Взрослый — существо, пресыщенное познанием. Мы чаще получаем знание в связи с необходимостью, чем в связи с порывом. И хотя взрослые люди тоже играют в какие-то игры, а порой и получают от этого удовольствие, в этом всегда таится нечто грустное — осознание ограниченности своих возможностей и конечности игрового процесса, его вписанности в «нормальную» жизнь. Игра уже не воспринимается как нечто постоянное. А заявления наподобие «Вся наша жизнь — игра» воспринимаются многими со здоровой долей скепсиса, который связан с пониманием того, что к этой игре взрослый относится серьёзно, а также с тем, что переиграть жизнь не получится, ровно как и отыграться.
Всегда воспринимала постмодерную литературу как попытку доктора Хауса сходить на дискотеку. Писатели выделывают коленца, облачаются в подходящую одежду, включают музыку, делают вид, что им неважно, что они временами нелепы, а ещё — что всё именно так и задумывалось. Тем не менее, пастиш, деконструкции, подобия, отсылки и симуляции нередко выглядят как игра взрослого мужчины или женщины в кубики. В этом процессе самое важное — не кубики и то, что с ними происходит, а само заявление «Я играю». Читатель, соответсвенно, имеет возможность приобщиться к этому высказыванию.

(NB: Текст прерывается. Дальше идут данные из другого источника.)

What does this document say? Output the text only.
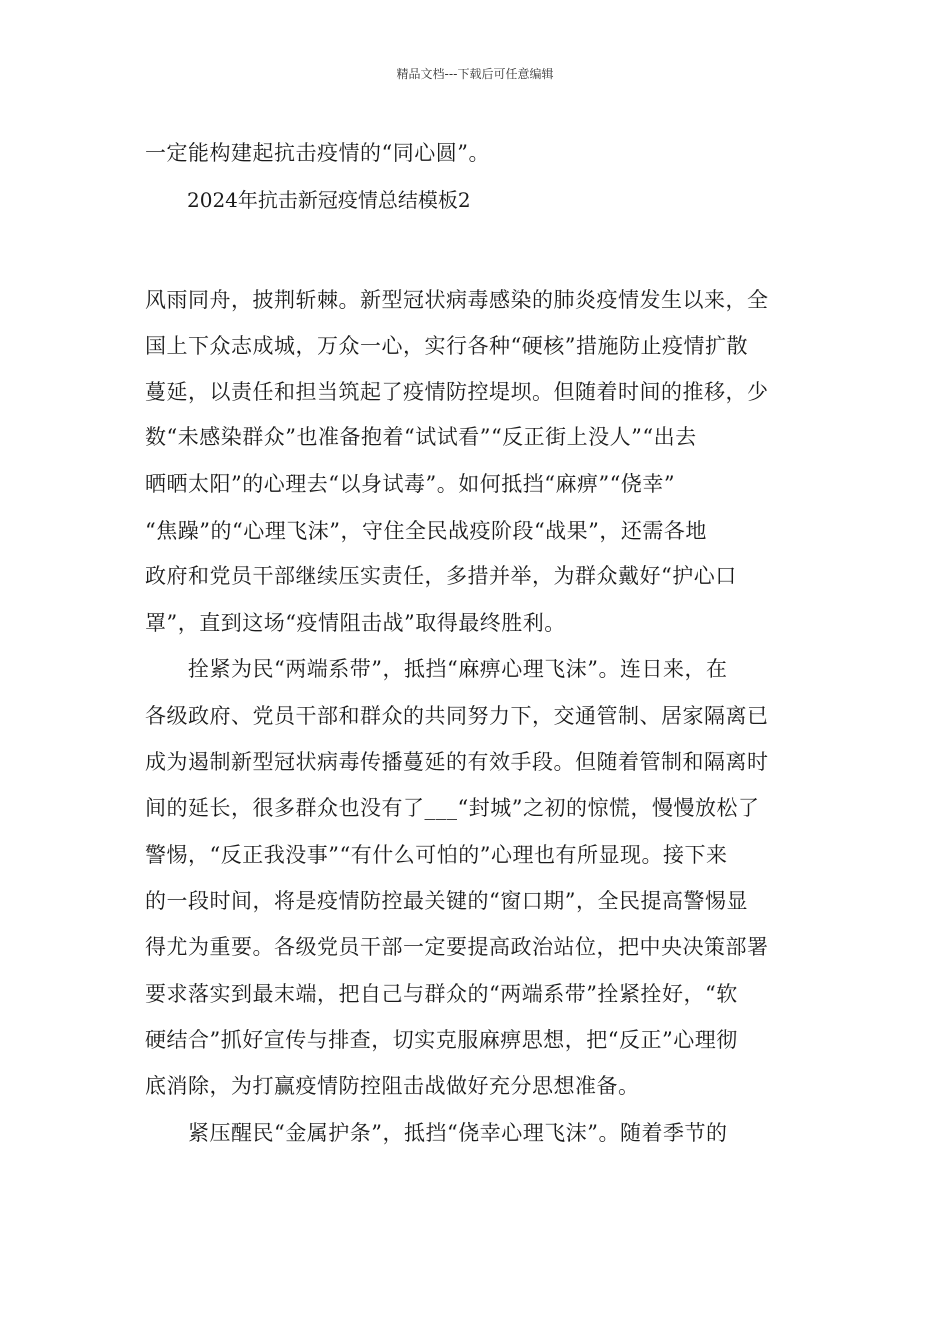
精品文档---下载后可任意编辑
一定能构建起抗击疫情的“同心圆”。
2024年抗击新冠疫情总结模板2
风雨同舟，披荆斩棘。新型冠状病毒感染的肺炎疫情发生以来，全
国上下众志成城，万众一心，实行各种“硬核”措施防止疫情扩散
蔓延，以责任和担当筑起了疫情防控堤坝。但随着时间的推移，少
数“未感染群众”也准备抱着“试试看”“反正街上没人”“出去
晒晒太阳”的心理去“以身试毒”。如何抵挡“麻痹”“侥幸”
“焦躁”的“心理飞沫”，守住全民战疫阶段“战果”，还需各地
政府和党员干部继续压实责任，多措并举，为群众戴好“护心口
罩”，直到这场“疫情阻击战”取得最终胜利。
　　拴紧为民“两端系带”，抵挡“麻痹心理飞沫”。连日来，在
各级政府、党员干部和群众的共同努力下，交通管制、居家隔离已
成为遏制新型冠状病毒传播蔓延的有效手段。但随着管制和隔离时
间的延长，很多群众也没有了___“封城”之初的惊慌，慢慢放松了
警惕，“反正我没事”“有什么可怕的”心理也有所显现。接下来
的一段时间，将是疫情防控最关键的“窗口期”，全民提高警惕显
得尤为重要。各级党员干部一定要提高政治站位，把中央决策部署
要求落实到最末端，把自己与群众的“两端系带”拴紧拴好，“软
硬结合”抓好宣传与排查，切实克服麻痹思想，把“反正”心理彻
底消除，为打赢疫情防控阻击战做好充分思想准备。
　　紧压醒民“金属护条”，抵挡“侥幸心理飞沫”。随着季节的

«Носорог для Папы Римского» — типичный постмодернистский текст. Лоуренс Норфолк играет в нем в историю. Эта книга пытается прикидываться приключенческим романом, но читатель имеет возможность почти сразу осознать, что это — игра в приключенческий роман и игра в исторический текст.
В краковском Национальном музее есть зал с работами польских художником второй половины ХХ века. В нем на стене есть вопрос о том, может ли искусство ничего не выражать. Ответ у людей будет разным. Точно так же и о «Носороге для Папы Римского» кто-нибудь обязательно скажет, что это бессмыслица, которая не выражает ничего.
Тем не менее, человек устроен так, чтоб искать смыслы. Мы иначе не может. И я бы сказала, что человек — не столько прямоходящее или мыслящее существо, сколько существо интерпретирующее. Именно это объясняет то, почему одни люди создают постмодерные работы, а другие ими наслаждаются.
«Носорог для Папы Римского» — находка для интерпретатора. Если хочется сыграть в умствование — вы по адресу.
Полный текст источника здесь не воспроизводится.